URBANIDADES
Todos construyen una retórica de la víctima socialmente aceptable, como si hubiera categorías entre quienes puestos a padecer tuvieran mejores razones o mayor inocencia. Algo así como esa retórica que tanto caló en el imaginario social entre los desaparecidos/as “inocentes” y los militantes.
› Por Moira Soto
Nos dijo que se siente como una mujer violada, ultrajado.” Esas fueron las palabras con que los amigos de Luis Gerez quisieron graficar ante los periodistas del diario Clarín el estado del hombre que estuvo secuestrado en la víspera de Año Nuevo y al que ahora se interroga –vaya palabra maltratada– para que diga, para que muestre, para que pruebe cómo y con qué intensidad fue torturado. El silencio de la víctima –y aquí no caben eufemismos–, dicen, reconocen, acrecienta las dudas. Pero bueno, se siente como “una mujer violada”. Porque las mujeres violadas son las únicas que aun siendo víctimas deben demostrar esa condición mostrando las marcas, cuanto más visibles mejor, so pena de ser sospechadas de que algo pusieron de su parte para que la violencia sexual se produjera, algo hicieron, algo dejaron de hacer, alguna parte de su voluntad debe haber estado comprometida en la agresión de la que, en fin, sin violencia extrema no se puede creer cabalmente que no hayan querido que sucediera lo que denuncian, cuando denuncian.
Existe un guión para la violencia sexual que poco se discute y que, como tal, escrito de antemano, parece cumplirse a rajatabla.

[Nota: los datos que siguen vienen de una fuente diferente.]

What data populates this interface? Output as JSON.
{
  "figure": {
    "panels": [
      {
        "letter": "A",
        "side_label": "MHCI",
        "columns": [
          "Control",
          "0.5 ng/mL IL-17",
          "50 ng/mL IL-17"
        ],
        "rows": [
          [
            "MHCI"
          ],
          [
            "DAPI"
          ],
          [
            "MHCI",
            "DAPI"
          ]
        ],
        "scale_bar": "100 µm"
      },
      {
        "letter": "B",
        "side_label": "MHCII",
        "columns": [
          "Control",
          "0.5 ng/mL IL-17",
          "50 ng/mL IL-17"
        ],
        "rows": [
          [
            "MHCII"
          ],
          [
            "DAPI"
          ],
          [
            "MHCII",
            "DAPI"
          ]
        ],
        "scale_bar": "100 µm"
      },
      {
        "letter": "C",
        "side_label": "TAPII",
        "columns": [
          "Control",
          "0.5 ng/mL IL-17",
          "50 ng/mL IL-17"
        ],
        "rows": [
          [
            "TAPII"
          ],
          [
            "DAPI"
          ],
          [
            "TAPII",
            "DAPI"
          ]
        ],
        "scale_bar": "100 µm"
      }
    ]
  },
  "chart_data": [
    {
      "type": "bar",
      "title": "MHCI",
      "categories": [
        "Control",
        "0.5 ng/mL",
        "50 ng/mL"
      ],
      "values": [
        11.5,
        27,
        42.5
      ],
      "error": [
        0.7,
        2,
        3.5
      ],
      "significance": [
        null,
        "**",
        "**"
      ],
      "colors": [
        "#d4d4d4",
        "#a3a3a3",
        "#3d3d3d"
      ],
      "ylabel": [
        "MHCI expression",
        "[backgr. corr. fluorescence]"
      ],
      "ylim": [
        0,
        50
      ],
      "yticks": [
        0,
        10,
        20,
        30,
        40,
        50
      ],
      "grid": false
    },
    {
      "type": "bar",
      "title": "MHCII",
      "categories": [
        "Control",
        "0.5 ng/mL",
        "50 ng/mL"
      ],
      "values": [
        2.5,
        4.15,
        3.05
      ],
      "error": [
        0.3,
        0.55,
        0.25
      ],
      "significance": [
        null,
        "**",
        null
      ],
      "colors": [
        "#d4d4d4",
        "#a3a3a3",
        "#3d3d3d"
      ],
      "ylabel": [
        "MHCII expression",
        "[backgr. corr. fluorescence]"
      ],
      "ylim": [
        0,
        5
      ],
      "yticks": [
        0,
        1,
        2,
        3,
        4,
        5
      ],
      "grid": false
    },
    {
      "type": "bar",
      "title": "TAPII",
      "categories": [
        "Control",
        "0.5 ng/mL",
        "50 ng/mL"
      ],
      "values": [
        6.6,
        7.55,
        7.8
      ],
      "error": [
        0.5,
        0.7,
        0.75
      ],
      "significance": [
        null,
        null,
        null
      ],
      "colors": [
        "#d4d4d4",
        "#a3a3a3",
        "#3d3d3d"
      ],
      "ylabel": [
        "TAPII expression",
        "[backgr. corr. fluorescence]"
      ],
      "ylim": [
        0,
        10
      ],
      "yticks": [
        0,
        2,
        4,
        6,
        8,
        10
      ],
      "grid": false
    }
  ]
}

Las digresiones, entonces, no serán consideradas dentro de la definición de “mujer violada” (recuérdese el caso Dalmasso). Esto no es nuevo, está naturalizado –como si estuviera escrito en los genes– que hay quienes (varones) tienen impulsos sexuales incontenibles y quienes (mujeres) deberían “cubrirse” para que ese impulso no las avasalle o al menos cuidarse para no provocarlo. Siguiendo el paralelo que propusieron los amigos de Luis Gerez para justificar que la experiencia del secuestro lo haya turbado al punto de amenazar con quebrarse hasta las lágrimas, pareciera que hay algo en el guión de la tortura tan naturalizado que es necesario explicar la intensidad del dolor, detallar su brutalidad, exhibir las marcas, las huellas, las cicatrices que demuestren que uno no quiso, que no lo merecía, que luchó por su dignidad aun a costa de su vida o de su integridad. No es suficiente con que lo hayan secuestrado, Gerez debe dar prueba del tamaño de su sufrimiento. Y lo que es peor, quienes montan un escenario en el que creen que pueden quedarse con el protagónico sobreactúan la preocupación por su integridad a modo de “justificativo” para que el albañil no enseñe los rastros en su cuerpo. Unos y otros parecen creer que tortura es sólo eso que sucedía en los campos de concentración, que el resto forma parte de cierto código de dolor soportable, al menos para un hombre.
Todos construyen una retórica de la víctima socialmente aceptable, como si hubiera categorías entre quienes puestos a padecer tuvieran mejores razones o mayor inocencia. Algo así como esa retórica que tanto caló en el imaginario social entre los desaparecidos/as “inocentes” y los militantes.
El problema es que esta duda, esa mirada de sospecha, esa pregunta que se descarga o que se elude –según de qué lado del escenario se haya quedado– oculta que no se puede festejar sobre la ausencia de Julio López y sobre la impunidad de quienes han enviado tan certero mensaje, al punto de convertir a la víctima en sospechosa (como dijo la revista Barcelona, siempre un paso adelante, “Ahora dicen que López disfruta del dinero de Montoneros”) y de tentar a una corte de políticos ávidos de quitarse de encima el lastre de la desaparición del testigo contra Etchecolatz a apropiarse de una triste victoria conseguida sobre ningún culpable.